II. Der VfGH hat erwogen:

1. Gemäß §57 Abs1 GWO kann das Wahlergebnis sowohl wegen behaupteter Unrichtigkeit der Ermittlung als auch wegen angeblich gesetzwidriger Vorgänge im Wahlverfahren schriftlich durch Beschwerde bei der Landes-Hauptwahlbehörde angefochten werden. Aus §57 Abs6 GWO ergibt sich, daß gegen die Entscheidung der Landes-Hauptwahlbehörde kein (ordentliches) Rechtsmittel zulässig ist.

Die vorliegende Wahlanfechtung richtet sich also gegen den Bescheid der Landes-Hauptwahlbehörde. Sie ist - da alle Prozeßvoraussetzungen gegeben sind - zulässig.

2. a) Die Anfechtung wird damit begründet, nach dem Wortlaut des §46 Abs6 GWO komme es nur auf die gültig ausgefüllten Stimmzettel an. Die ungültigen Stimmzettel hingegen, seien es auch mehrere, seien belanglos. Nur wenn von mehreren Stimmzetteln zwei gültig ausgefüllte Stimmzettel auf verschiedene Parteien lauteten, seien sie ungültig. Im vorliegenden Fall sei im Wahlkuvert nur ein einziger Stimmzettel gültig ausgefüllt gewesen, nämlich der für die Sozialistische Partei Österreichs. Der andere Teil eines Stimmzettels für die Österreichische Volkspartei habe nicht den Erfordernissen des Gesetzes entsprochen und sei daher als nicht gültig anzusehen.

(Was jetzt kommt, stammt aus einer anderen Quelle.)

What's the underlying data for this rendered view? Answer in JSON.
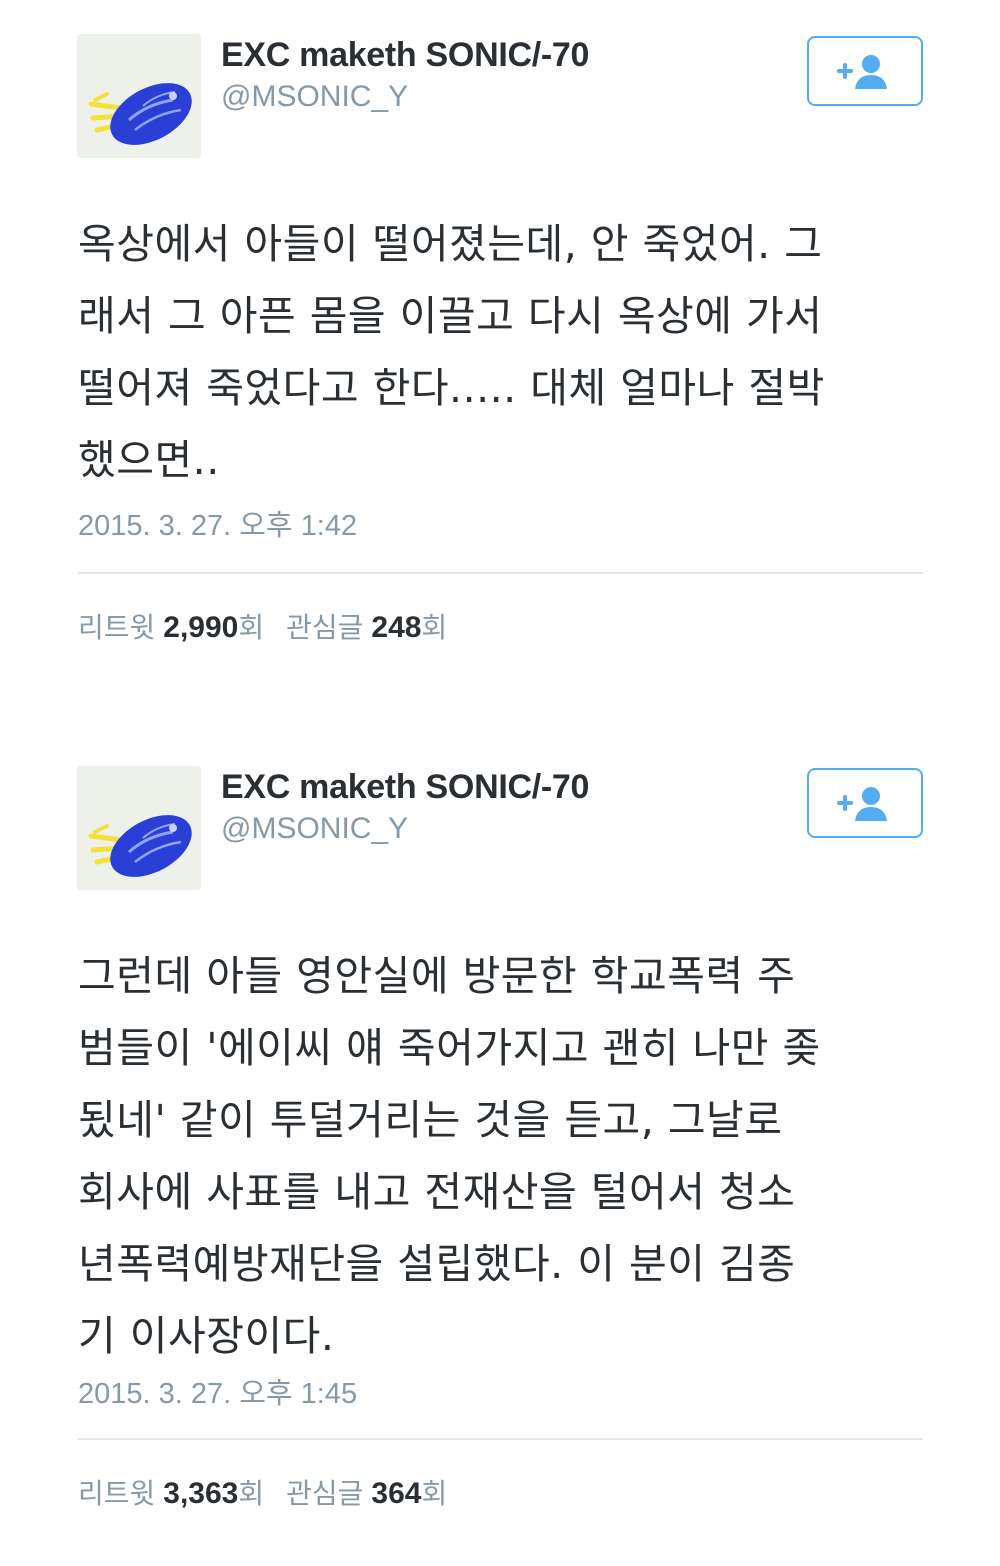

b) Gemäß §46 Abs2 GWO muß der Stimmzettel das Ausmaß von 16 1/2 bis 17 1/2 cm in der Länge und von 10 bis 11 cm in der Breite aufweisen. In Abs4 Z3 dieses Paragraphen ist festgelegt, daß ein Stimmzettel ua. dann ungültig ist, wenn das Ausmaß den Vorschriften des zweiten Absatzes nicht entspricht. Laut Abs5 sind auch leere und entzweigerissene Stimmzettel ungültig. Nach Abs6 sind alle Stimmzettel ungültig, wenn ein Kuvert mehr als einen gültig ausgefüllten Stimmzettel enthält und diese Stimmzettel auf verschiedene Parteilisten lauten.

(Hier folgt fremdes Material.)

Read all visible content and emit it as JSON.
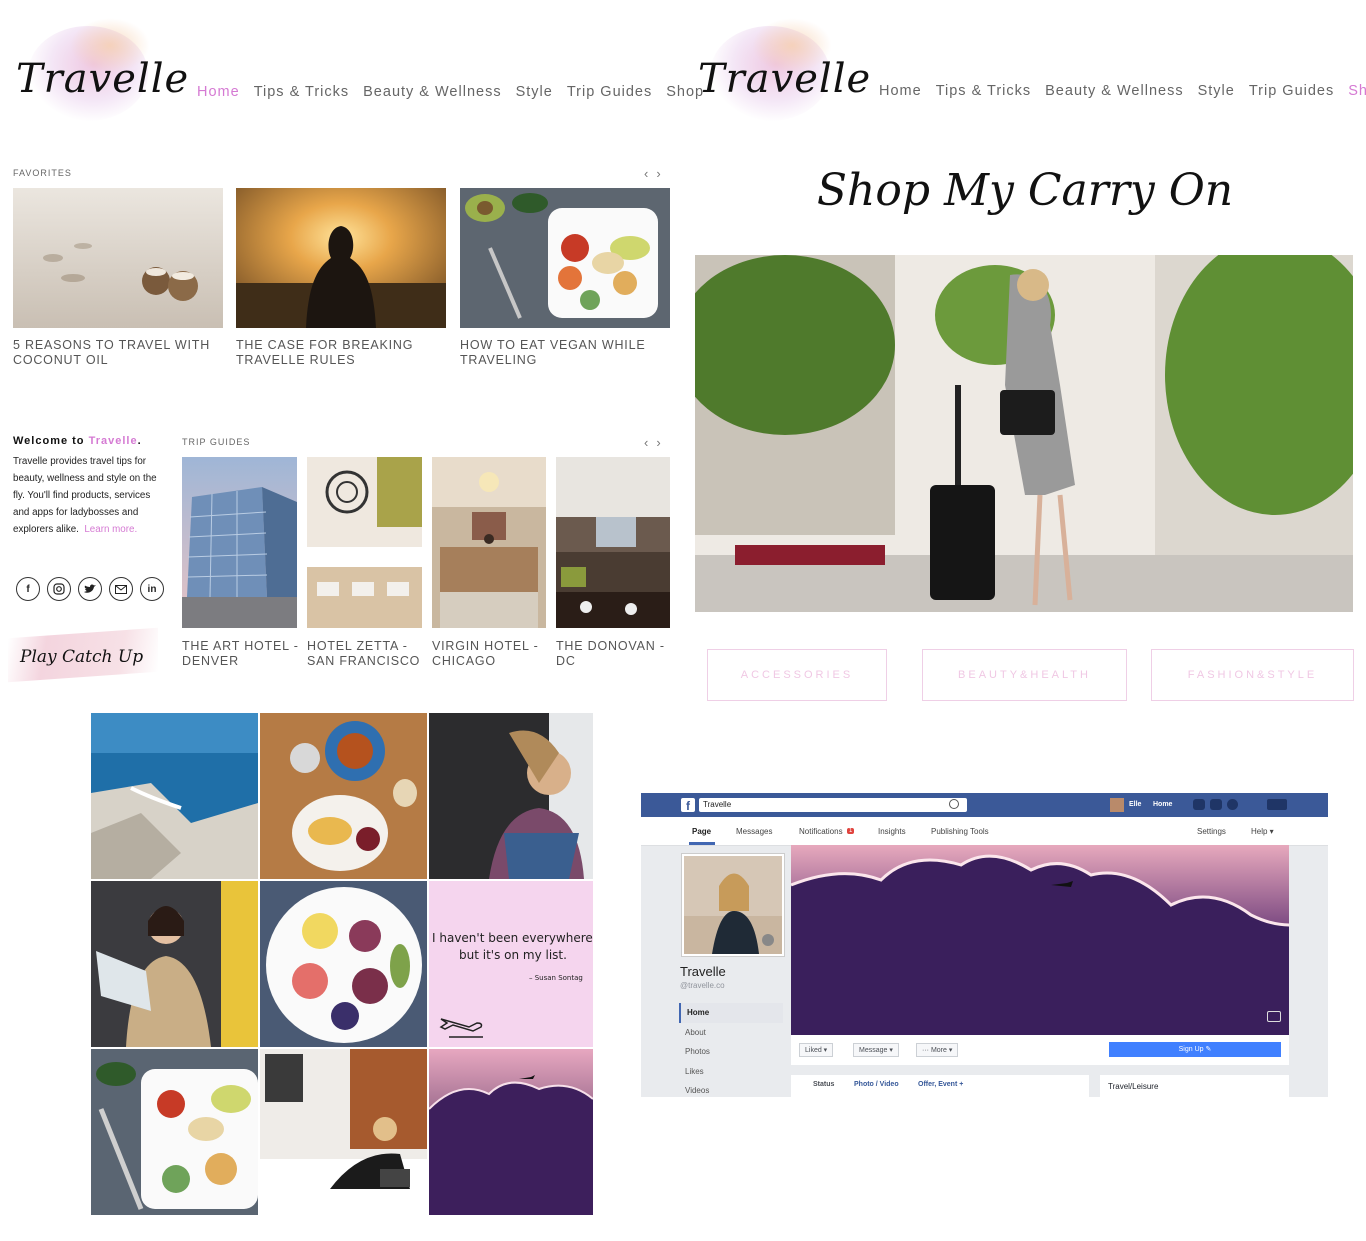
{
  "site": {
    "logo_text": "Travelle",
    "nav": [
      "Home",
      "Tips & Tricks",
      "Beauty & Wellness",
      "Style",
      "Trip Guides",
      "Shop"
    ],
    "accent": "#d57ad3"
  },
  "home": {
    "favorites_label": "FAVORITES",
    "favorites": [
      {
        "caption": "5 REASONS TO TRAVEL WITH COCONUT OIL"
      },
      {
        "caption": "THE CASE FOR BREAKING TRAVELLE RULES"
      },
      {
        "caption": "HOW TO EAT VEGAN WHILE TRAVELING"
      }
    ],
    "welcome": {
      "title_prefix": "Welcome to ",
      "title_brand": "Travelle",
      "title_suffix": ".",
      "text": "Travelle provides travel tips for beauty, wellness and style on the fly. You'll find products, services and apps for ladybosses and explorers alike.",
      "learn_more": "Learn more."
    },
    "social_icons": [
      "facebook-icon",
      "instagram-icon",
      "twitter-icon",
      "mail-icon",
      "linkedin-icon"
    ],
    "trip_guides_label": "TRIP GUIDES",
    "trip_guides": [
      {
        "caption": "THE ART HOTEL - DENVER"
      },
      {
        "caption": "HOTEL ZETTA - SAN FRANCISCO"
      },
      {
        "caption": "VIRGIN HOTEL - CHICAGO"
      },
      {
        "caption": "THE DONOVAN - DC"
      }
    ],
    "catch_up": "Play Catch Up"
  },
  "shop": {
    "title": "Shop My Carry On",
    "categories": [
      "ACCESSORIES",
      "BEAUTY&HEALTH",
      "FASHION&STYLE"
    ]
  },
  "instagram": {
    "quote_line1": "I haven't been everywhere",
    "quote_line2": "but it's on my list.",
    "quote_author": "– Susan Sontag"
  },
  "facebook": {
    "search_value": "Travelle",
    "user_name": "Elle",
    "home_link": "Home",
    "tabs": [
      "Page",
      "Messages",
      "Notifications",
      "Insights",
      "Publishing Tools"
    ],
    "notifications_badge": "1",
    "right_tabs": [
      "Settings",
      "Help ▾"
    ],
    "page_name": "Travelle",
    "page_handle": "@travelle.co",
    "menu": [
      "Home",
      "About",
      "Photos",
      "Likes",
      "Videos"
    ],
    "liked": "Liked ▾",
    "message": "Message ▾",
    "more": "··· More ▾",
    "signup": "Sign Up ✎",
    "status": "Status",
    "photo_video": "Photo / Video",
    "offer_event": "Offer, Event +",
    "category": "Travel/Leisure"
  }
}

Wie aus den Wahlakten festzustellen ist, befanden sich im vorliegenden Fall in dem Kuvert ein - den Erfordernissen der GWO entsprechender - Stimmzettel für die Sozialistische Partei Österreichs sowie ein zweiter Stimmzettel im Ausmaß von 5,5 cm x 10 cm mit den gedruckten Worten: "Stimmzettel Österreichische Volkspartei". Es ist erkennbar, daß von diesem zweiten (kleineren) Stimmzettel ein Teil abgetrennt worden war.

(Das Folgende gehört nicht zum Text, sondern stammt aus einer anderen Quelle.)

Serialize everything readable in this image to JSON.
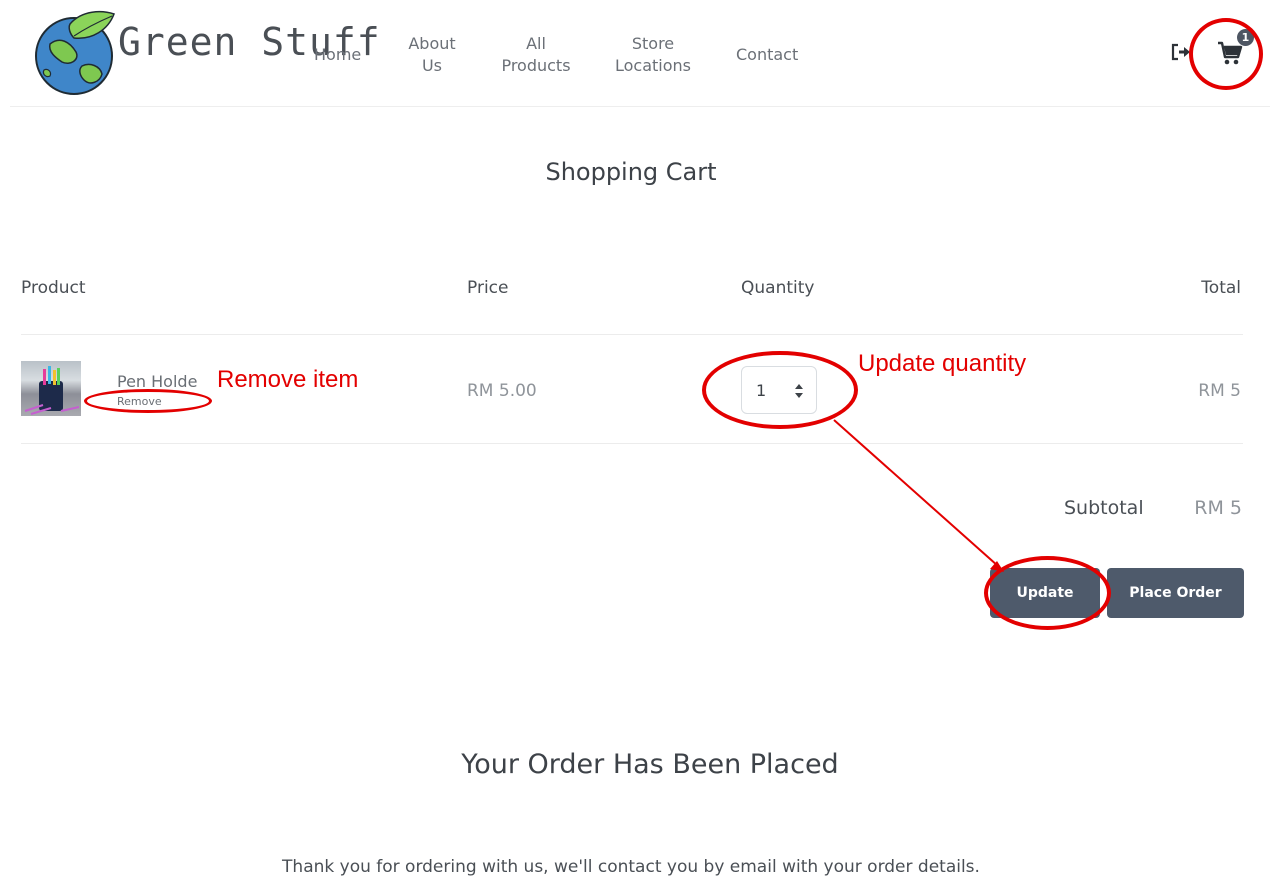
{
  "brand": {
    "name": "Green Stuff",
    "logo_icon": "globe-leaf-icon"
  },
  "nav": {
    "items": [
      {
        "label": "Home"
      },
      {
        "label": "About\nUs"
      },
      {
        "label": "All\nProducts"
      },
      {
        "label": "Store\nLocations"
      },
      {
        "label": "Contact"
      }
    ]
  },
  "header": {
    "logout_icon": "logout-icon",
    "cart_icon": "shopping-cart-icon",
    "cart_count": "1"
  },
  "cart": {
    "title": "Shopping Cart",
    "columns": [
      "Product",
      "Price",
      "Quantity",
      "Total"
    ],
    "items": [
      {
        "name": "Pen Holde",
        "remove_label": "Remove",
        "price": "RM 5.00",
        "quantity": "1",
        "total": "RM 5"
      }
    ],
    "subtotal_label": "Subtotal",
    "subtotal_value": "RM 5",
    "update_label": "Update",
    "place_order_label": "Place Order"
  },
  "confirmation": {
    "title": "Your Order Has Been Placed",
    "message": "Thank you for ordering with us, we'll contact you by email with your order details."
  },
  "annotations": {
    "remove_item": "Remove item",
    "update_quantity": "Update quantity",
    "color": "#e30000"
  },
  "colors": {
    "button_bg": "#4e5a6b",
    "text": "#4a4f55",
    "muted_text": "#8f949a"
  }
}
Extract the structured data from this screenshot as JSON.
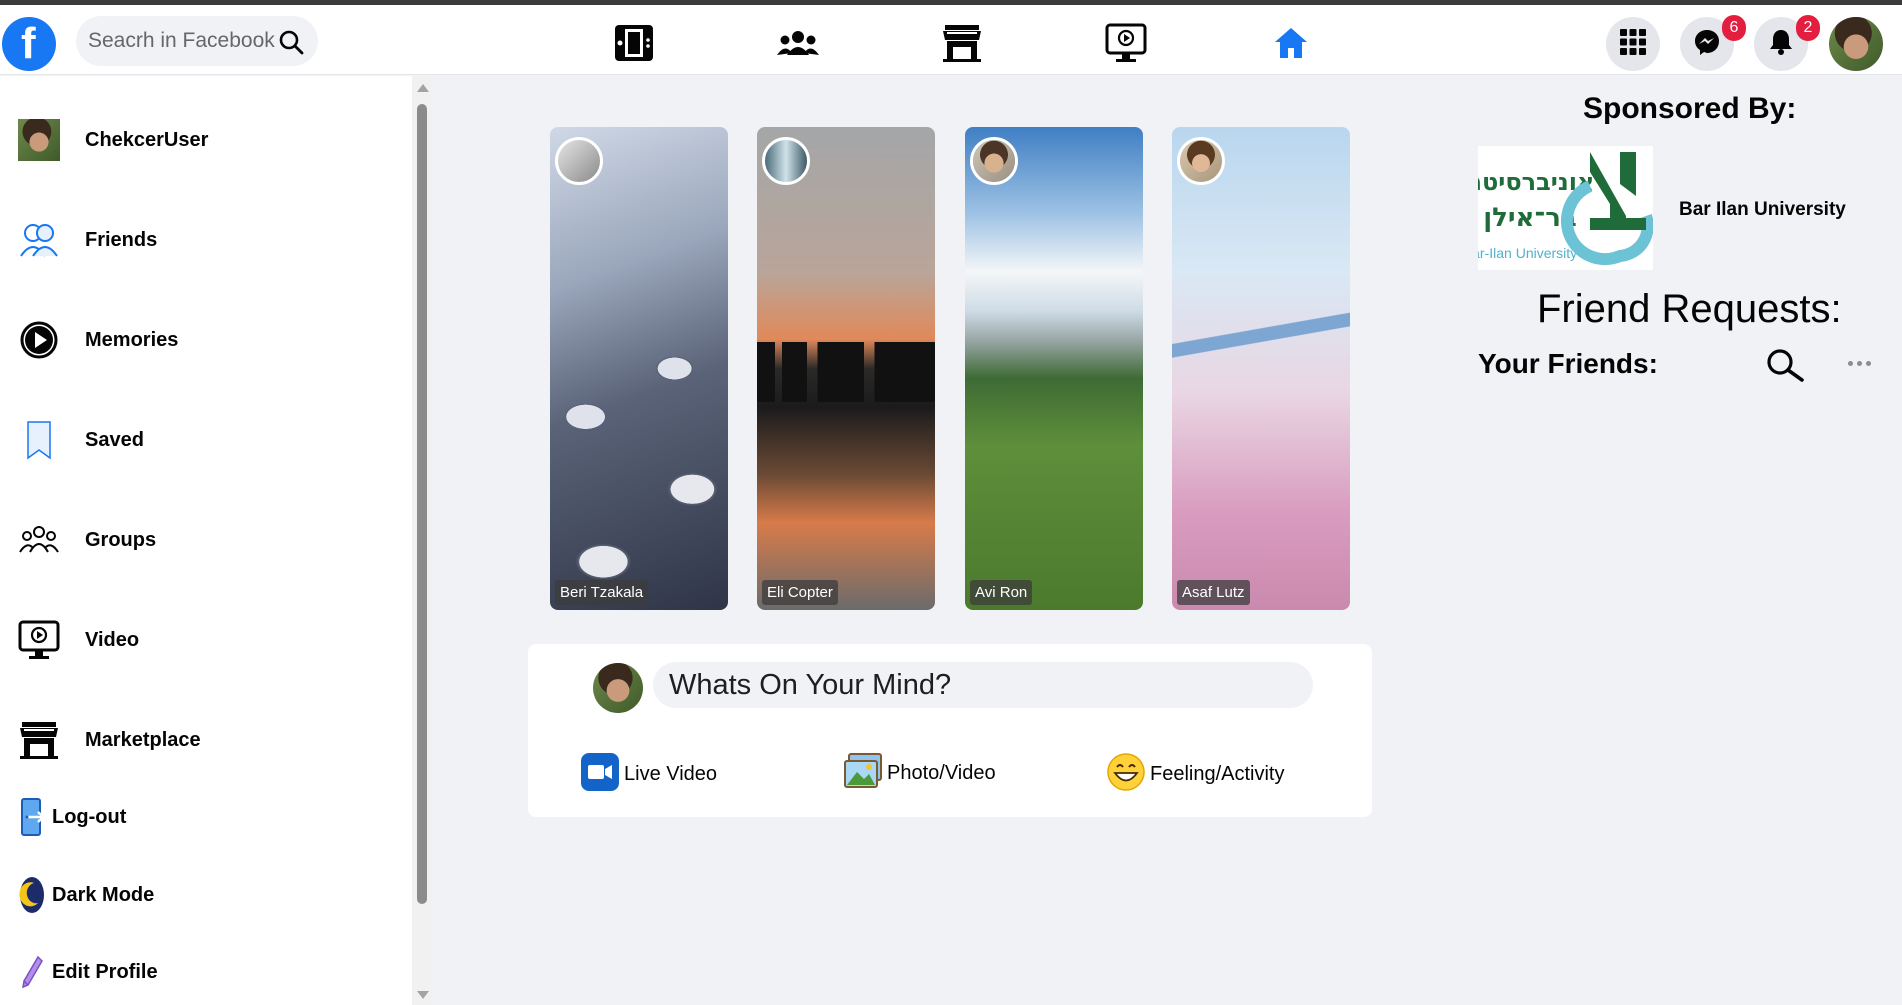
{
  "header": {
    "logo_letter": "f",
    "search_placeholder": "Seacrh in Facebook",
    "nav_icons": [
      "gaming-icon",
      "groups-icon",
      "marketplace-icon",
      "watch-icon",
      "home-icon"
    ],
    "messenger_badge": "6",
    "notifications_badge": "2",
    "accent_color": "#1877f2",
    "badge_color": "#e41e3f"
  },
  "sidebar": {
    "items": [
      {
        "label": "ChekcerUser",
        "icon": "avatar"
      },
      {
        "label": "Friends",
        "icon": "friends-icon"
      },
      {
        "label": "Memories",
        "icon": "memories-icon"
      },
      {
        "label": "Saved",
        "icon": "bookmark-icon"
      },
      {
        "label": "Groups",
        "icon": "groups-icon"
      },
      {
        "label": "Video",
        "icon": "video-icon"
      },
      {
        "label": "Marketplace",
        "icon": "marketplace-icon"
      },
      {
        "label": "Log-out",
        "icon": "logout-icon"
      },
      {
        "label": "Dark Mode",
        "icon": "moon-icon"
      },
      {
        "label": "Edit Profile",
        "icon": "pencil-icon"
      }
    ]
  },
  "stories": [
    {
      "name": "Beri Tzakala"
    },
    {
      "name": "Eli Copter"
    },
    {
      "name": "Avi Ron"
    },
    {
      "name": "Asaf Lutz"
    }
  ],
  "composer": {
    "placeholder": "Whats On Your Mind?",
    "actions": [
      {
        "label": "Live Video",
        "icon": "live-video-icon"
      },
      {
        "label": "Photo/Video",
        "icon": "photo-icon"
      },
      {
        "label": "Feeling/Activity",
        "icon": "smile-icon"
      }
    ]
  },
  "right": {
    "sponsored_title": "Sponsored By:",
    "sponsor_name": "Bar Ilan University",
    "sponsor_logo_text_he_1": "אוניברסיטת",
    "sponsor_logo_text_he_2": "בר־אילן",
    "sponsor_logo_text_en": "Bar-Ilan University",
    "friend_requests_title": "Friend Requests:",
    "your_friends_title": "Your Friends:"
  }
}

c) Von den beiden im Kuvert befindlichen Stimmzetteln entspricht nur der auf die Sozialistische Partei Österreichs lautende dem in §46 Abs2 GWO festgelegten Ausmaß. Gegen die Gültigkeit dieses Stimmzettels bestehen auch sonst keine Bedenken. Der auf die Österreichische Volkspartei lautende Stimmzettel ist hingegen wegen seines Ausmaßes gemäß §46 Abs4 Z3 GWO ungültig. Es kann daher unerörtert bleiben, ob dieser Stimmzettel als entzweigerissen und damit auch gemäß §46 Abs5 GWO als ungültig anzusehen wäre. Es ist somit unter Berücksichtigung des Zusammenhanges der einzelnen Absätze des §46 GWO davon auszugehen, daß das Kuvert nur einen gültig ausgefüllten Stimmzettel enthalten hat. Das bedeutet aber, daß §46 Abs6 GWO auf den vorliegenden Fall nicht anwendbar ist, weil sich in dem Kuvert nicht mehr als ein gültig ausgefüllter Stimmzettel befunden hat.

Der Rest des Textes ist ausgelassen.